Mighty Morphin Power Rangers: Pink
Writer: Brenden Fletcher & Kelly Thompson (chapters 1 — 2), Tini Howard (chapters 3 — 6)
Artists: Daniele di Nicuolo
Colorists: Sarah Stern
Letterer: Ed Dukeshire
Cover: Babs Tarr
Publisher: BOOM! Studios
A review by Nico Sprezzatura.
If you haven’t been paying much attention to popular culture over the past year or so, the Power Rangers have been making quite a comeback. As a card-carrying child of the 90s, I obviously watched the original series and several of its film adaptations, but I haven’t kept up with the franchise much since. (I know they’re on their hundredth spinoff or something at this point? You can’t keep a proven cash cow down for very long.)
Naturally, the onslaught of new Power Rangers material would include comics based in that universe. BOOM! Studios, who acquired the Power Rangers license in 2015, began publishing their Mighty Morphin Power Rangers ongoing series early last year, and its critical/financial success prompted them to greenlight a spinoff: Mighty Morphin Power Rangers: Pink, starring the eponymous Pink Ranger, Kimberly Hart.
I haven’t actually been reading the Power Rangers ongoing series, but luckily, one needn’t be keeping up with Mighty Morphin Power Rangers to digest Pink. As far as I’m aware, the story here doesn’t directly tie into the ongoing series.
Here’s what you need to know going in: Kimberly —no longer serving as a Power Ranger when we find her— heads to France, and shenanigans ensue. Though her former teammates eventually join the party, Pink is very much a solo adventure that is focused on Kimberly’s psyche.
Brenden Fletcher (Batgirl) and Kelly Thompson (Jem & the Holograms), who came up with the story together, are only responsible for Pink’s two opening chapters, but they leave a strong foundation for Tini Howard (Magdalena: Seventh Sacrament) to assume in their wake.
The Pink Ranger, in any lineup of Rangers, typically represents femininity, which poses a unique problem: do you run with it, or against it?
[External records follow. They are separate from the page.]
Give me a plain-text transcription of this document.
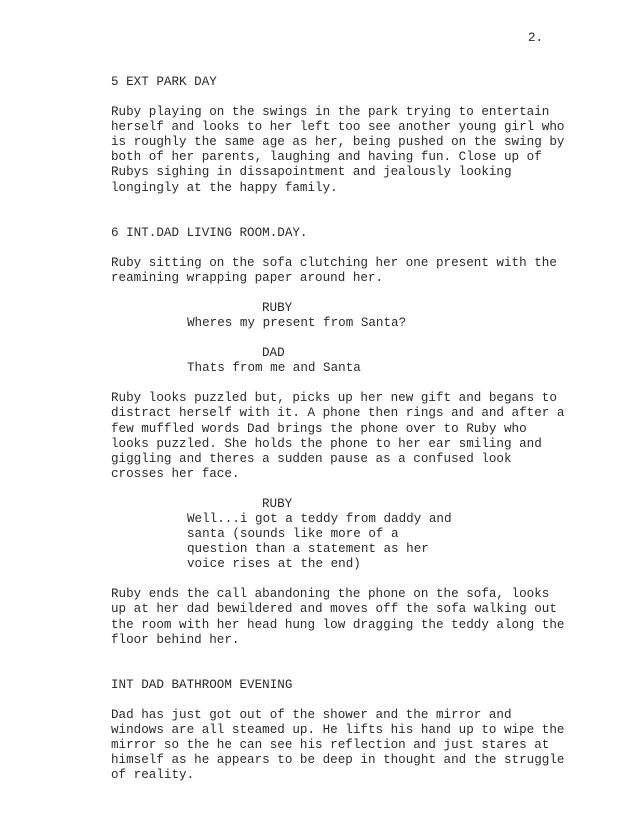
2.
5 EXT PARK DAY
Ruby playing on the swings in the park trying to entertain
herself and looks to her left too see another young girl who
is roughly the same age as her, being pushed on the swing by
both of her parents, laughing and having fun. Close up of
Rubys sighing in dissapointment and jealously looking
longingly at the happy family.
6 INT.DAD LIVING ROOM.DAY.
Ruby sitting on the sofa clutching her one present with the
reamining wrapping paper around her.
RUBY
Wheres my present from Santa?
DAD
Thats from me and Santa
Ruby looks puzzled but, picks up her new gift and begans to
distract herself with it. A phone then rings and and after a
few muffled words Dad brings the phone over to Ruby who
looks puzzled. She holds the phone to her ear smiling and
giggling and theres a sudden pause as a confused look
crosses her face.
RUBY
Well...i got a teddy from daddy and
santa (sounds like more of a
question than a statement as her
voice rises at the end)
Ruby ends the call abandoning the phone on the sofa, looks
up at her dad bewildered and moves off the sofa walking out
the room with her head hung low dragging the teddy along the
floor behind her.
INT DAD BATHROOM EVENING
Dad has just got out of the shower and the mirror and
windows are all steamed up. He lifts his hand up to wipe the
mirror so the he can see his reflection and just stares at
himself as he appears to be deep in thought and the struggle
of reality.
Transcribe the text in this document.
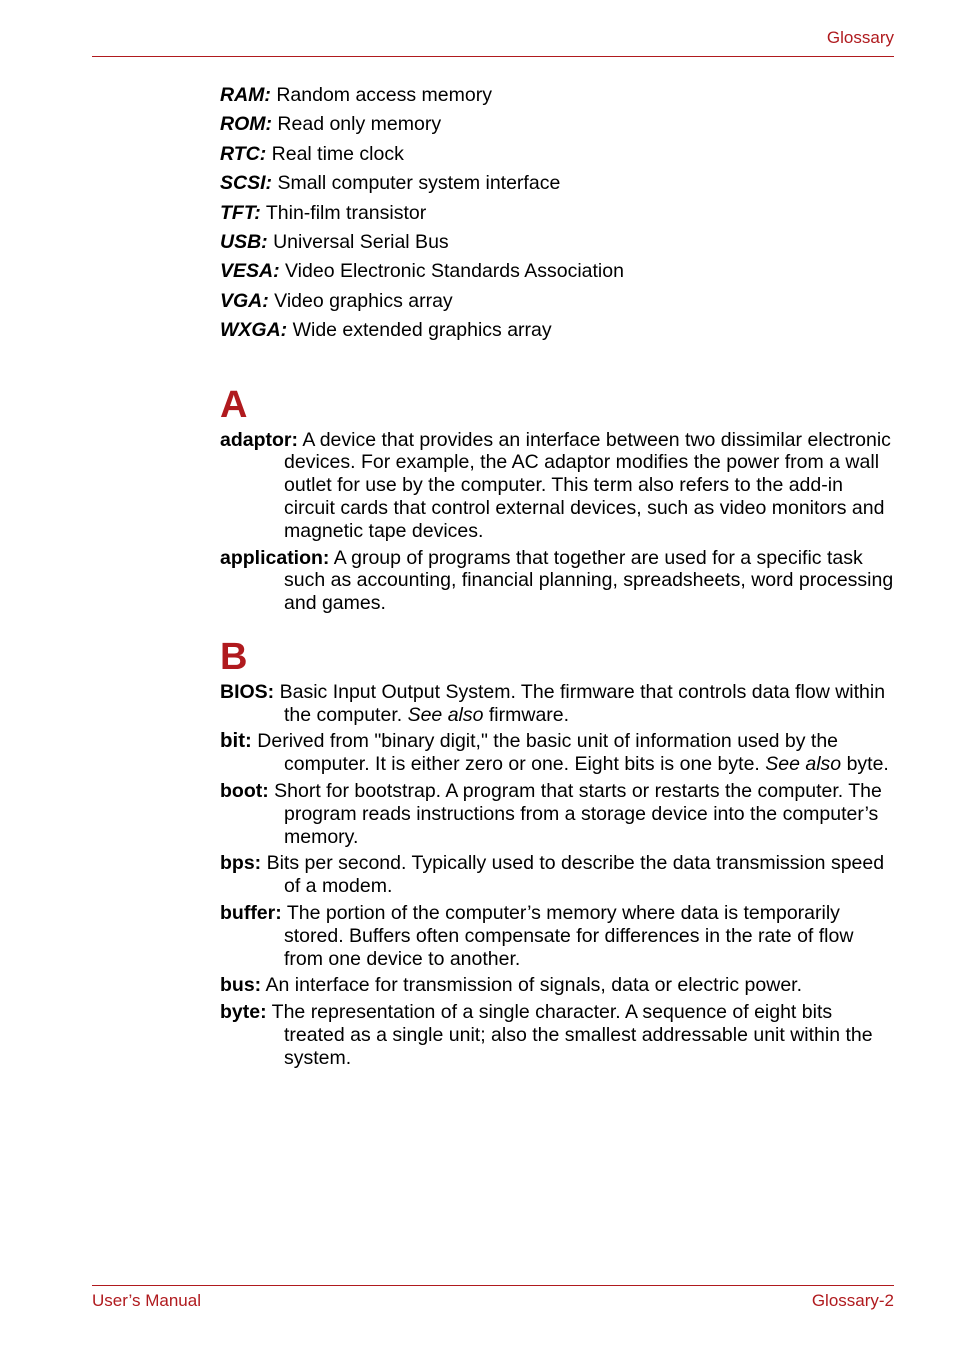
Glossary
RAM: Random access memory
ROM: Read only memory
RTC: Real time clock
SCSI: Small computer system interface
TFT: Thin-film transistor
USB: Universal Serial Bus
VESA: Video Electronic Standards Association
VGA: Video graphics array
WXGA: Wide extended graphics array
A
adaptor: A device that provides an interface between two dissimilar electronic devices. For example, the AC adaptor modifies the power from a wall outlet for use by the computer. This term also refers to the add-in circuit cards that control external devices, such as video monitors and magnetic tape devices.
application: A group of programs that together are used for a specific task such as accounting, financial planning, spreadsheets, word processing and games.
B
BIOS: Basic Input Output System. The firmware that controls data flow within the computer. See also firmware.
bit: Derived from "binary digit," the basic unit of information used by the computer. It is either zero or one. Eight bits is one byte. See also byte.
boot: Short for bootstrap. A program that starts or restarts the computer. The program reads instructions from a storage device into the computer’s memory.
bps: Bits per second. Typically used to describe the data transmission speed of a modem.
buffer: The portion of the computer’s memory where data is temporarily stored. Buffers often compensate for differences in the rate of flow from one device to another.
bus: An interface for transmission of signals, data or electric power.
byte: The representation of a single character. A sequence of eight bits treated as a single unit; also the smallest addressable unit within the system.
User’s Manual	Glossary-2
Femininity is often stigmatized in action-oriented franchises like Power Rangers; characters like Kimberly are supposed to remind us that the color pink (and by extension, femininity) aren’t inherently weak concepts.
Luckily, Fletcher, Thompson, and Howard have all proven elsewhere that they aren’t scared of writing female characters who wear their femininity on their sleeve. As Kimberly proves in this series especially, “feminine” means “strong.” As mentioned above, Kim’s teammates resurface toward the climax of this story, but they’re not the ones in charge — Kimberly is.
Without getting into plot specifics, Mighty Morphin Power Rangers: Pink very much captures the feel of the original Power Rangers series. Not totally unlike the fascinating dichotomy between last year’s muted Jem & The Holograms film and IDW’s colorful Jem comic (also written by Thompson!), Pink manages to do the source material more justice than last month’s big budget Hollywood adaptation.
A big part of Pink winning tone comes from its art team. Illustrator Daniele di Nicuolo is largely unknown to me, but his work here is a pretty good sign that my ignorance shouldn’t last much longer. Expressive and dynamic, his renderings sell both the quieter and louder moments within, which isn’t the easiest trick to pull off. It would be easy to dismiss a Power Rangers comic as being mindless fluff —and let’s be clear, it largely is mindless fluff— but di Nicuolo is well-suited to deliver this material without it feeling cheap or insubstantial.
Equally vital is colorist Sarah Stern, whose candy-coated palette reminds us how vibrant a Power Rangers comic should be. After all, we’re dealing with a team whose visual aesthetic is comprised of color-coded costumes; “pink” is literally in this book’s title! There’s certainly lots of pink to be seen throughout this title, but Stern’s colors aren’t one-dimensional or limited to just pink.
Rounding out the visuals are letters done by Ed Dukeshire, who conveys the script atop di Nicuolo and Stern’s Saturday morning cartoon-esque illustrations appropriately. I love a good onomatopoeia, and Dukeshire provides no shortage of them. I also love the pink narration boxes — obvious, yeah, but still appreciated. It’s the little details!
Unless you’re vehemently opposed to the Power Rangers or the color pink, you could do worse than picking up Mighty Morphin Power Rangers: Pink. It’s a fun, self-contained adventure featuring an iconic female character at its core, and does its source material plenty of justice while still feeling fresh and new.